“The Great Escape” / “The Great Train Robbery”
Written by Stanley Ralph Ross
Directed by Oscar Rudolph
Season 3, Episodes 21 & 22
Production code 1723
Original air date: February 1 & 8, 1968
The Bat-signal: Calamity Jan and Frontier Fanny spring Shame from the Gotham City Prison with a big red tank. O’Hara calls Gordon, who is at his daughter’s place, along with Bruce, where they are having fondue. Gordon has O’Hara use the bat-phone, and Bruce nervously activates his cufflink, which signals Robin and Alfred that they need to set up the bat-answer-phone. (Why Robin doesn’t just answer the bat-phone himself—which he’s done in the past—is left as an exercise for the viewer.)
Gordon says that Shame has escaped. The recorded Bat-voice says that they’ll be right there. (Why Batman doesn’t just use a recording every time Gordon calls, given how generic these calls tend to be, is also left as an exercise for the viewer.) Gordon excuses himself, as does Bruce, as it wouldn’t be proper for him and Barbara to be alone together without a chaperone. (Ah, 1968…)
Bruce returns to Wayne Manor, and Batman and Robin head to GCPD HQ, where O’Hara reveals that Calamity Jan got the tank from Madman Otto’s Used Tank Lot. Only in Gotham City would there be a used tank lot.
Shame leaves a sawhorse (because an actual horse isn’t in the budget) with a note for Batman. Batman, for reasons known only to the voices in his head, reads the note in a Western accent, revealing that Shame intends to hit the Gotham City Stage at 8:45 that evening. He’s going to steal a rock and a roll. Batman and Robin head off to the Batcave to try to figure out the clues in the letter.
At the Gotham Central Park stables, Calamity Jan introduces the other two members of the gang—a Mexican named Fernando Ricardo Enrique Domingues (Fred for short), who speaks with a posh British accent, and a Native named Chief Standing Pat.
In the Batcave, they deduce that “a rock” is slang for diamonds, and “a roll” is slang for a bank roll. Then the bat-phone beeps, and it’s Barbara in Gordon’s office, saying that she (as Batgirl) has figured out what the Gotham City Stage is. They agree to meet, then Gordon enters the office, they exchange pleasantries, and Barbara leaves. Batman calls back to determine which corner, but Gordon says Batgirl isn’t in the office and never has been. At no point does he even consider the fact that his daughter was alone in the office with the bat-phone just a few minutes ago. For their part, Batman and Robin are baffled as to how Batgirl does it (Gordon never mentions to them that Barbara was in the office).

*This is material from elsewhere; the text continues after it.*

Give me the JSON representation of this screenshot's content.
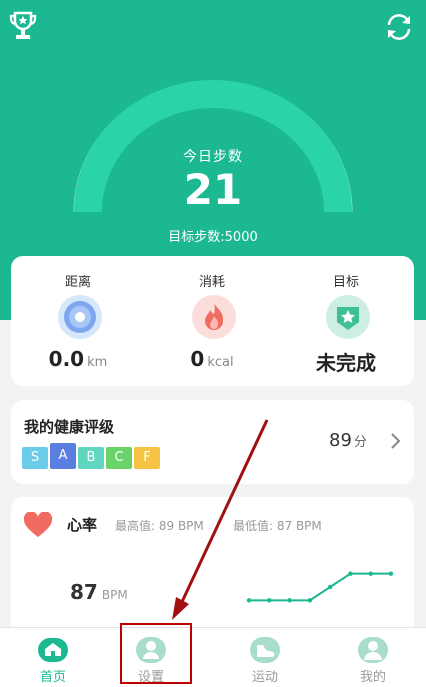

Shame and his gang break into the Gotham City Opera House, where the current opera playing is a Western, which would attract Shame. And the leading lady always wears a 283-carat diamond, while the leading man always carries a ton of cash on him for luck. Batman, Robin, and Batgirl catch the gang in the act of robbing the opera singers, and fisticuffs ensue.
But while our heroes take down the men-folk, Calamity Jan and Frontier Fanny spray them with fear gas, which makes them scared of everything. Shame leaves, taking Batgirl as a hostage. (The fearful Batman and Robin give her up in an instant.) The Dynamic Duo head back to the Batcave, where Alfred feeds them chicken soup laced with bat-antidote (though the fearful, paranoid heroes almost don’t eat it for fear that it’s poison; one wonders how they were able to operate the Batmobile in such a state). With pressure from Gordon (who is in turn getting pressure from the mayor and governor) and the urgency of Batgirl’s kidnapping, our heroes dope out that Shame is in the Gotham Central Park stables, and they head there, where Shame has a still-fearful Batgirl tied up. He sends Fred and Standing Pat to purchase what they need to rob the train, and then they head out. But as they leave, Standing Pat (who is very tall) bumps his head on the door, and Shame’s lucky horseshoe falls on Frontier Fanny’s head, knocking her out.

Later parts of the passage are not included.